È puramente retorica invece la consueta richiesta che l’informazione sia “obiettiva”. L’obiettività non esiste neppure nella storiografia figuriamoci se può esistere nel giornalismo. Serve piuttosto che un nuovo modello corrisponda ad un salto di qualità. Una informazione meno frammentata, emotiva, dispersiva. Che risulti essenziale, approfondita, concreta. Meno persa dietro le polemiche di giornata e più attenta ai movimenti di fondo, capace di approfondire, spiegare, cogliere i nessi. Meno ideologica, più responsabile e consapevole.
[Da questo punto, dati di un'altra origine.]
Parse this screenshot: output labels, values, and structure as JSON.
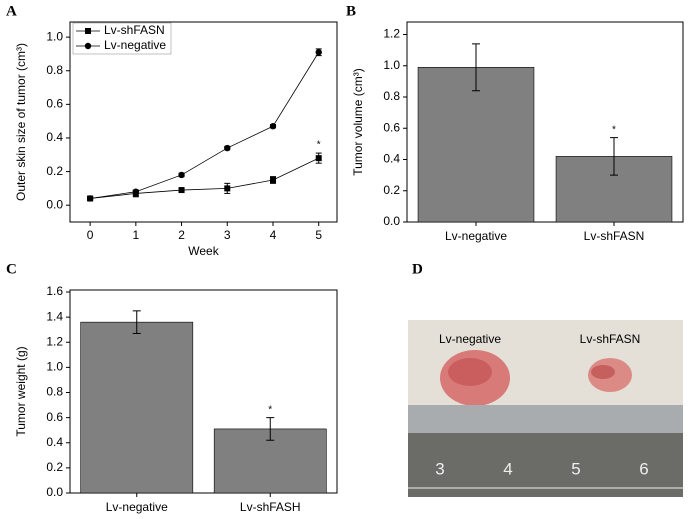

Più autonoma, anche: non solo “banalmente” dal potere, dal governo, dai partiti, ma da quell’enorme “flusso di coscienza” che sta diventando la comunicazione sui social media, e dalle nuove gerarchie che vorrebbe imporre.
In conclusione, resta una questione di fondo che non riguarda solo l’informazione, né solo la televisione, ma torna a chiamare in causa la “classe dirigente intellettuale”: la sua debolezza, l’ancoraggio a schemi novecenteschi, la difficoltà di riflettere sull’identità del paese, la sua storia, le sue motivazioni ideali. Negli ultimi vent’anni si è arrivati a mettere in discussione le stesse fondamenta risorgimentali e resistenziali della Repubblica, senza che ciò aprisse una discussione vera e generasse una reazione non semplicemente retorica. Una paese affondato in una modernizzazione senza riforme e senza sviluppo ragiona sempre meno su se stesso, la sua storia, i suoi ancoraggi ideali e, naturalmente, le sue trasformazioni. Dalla Tv alla letteratura, con poche eccezioni, il paese si rappresenta ma non si racconta, non riesce più a produrre una narrazione adeguata del suo fondo identitario e delle ragioni storiche delle sue trasformazioni. È un problema che nel mondo della comunicazione riguarda soprattutto il servizio pubblico, che in tanti anni ha guadagnato in pluralismo, ma perso il senso originario della sua funzione: quella capacità non di rappresentare acriticamente la realtà, ma di contribuire a costruire il tessuto di una comune identità attraverso la realtà e le ragioni del quotidiano.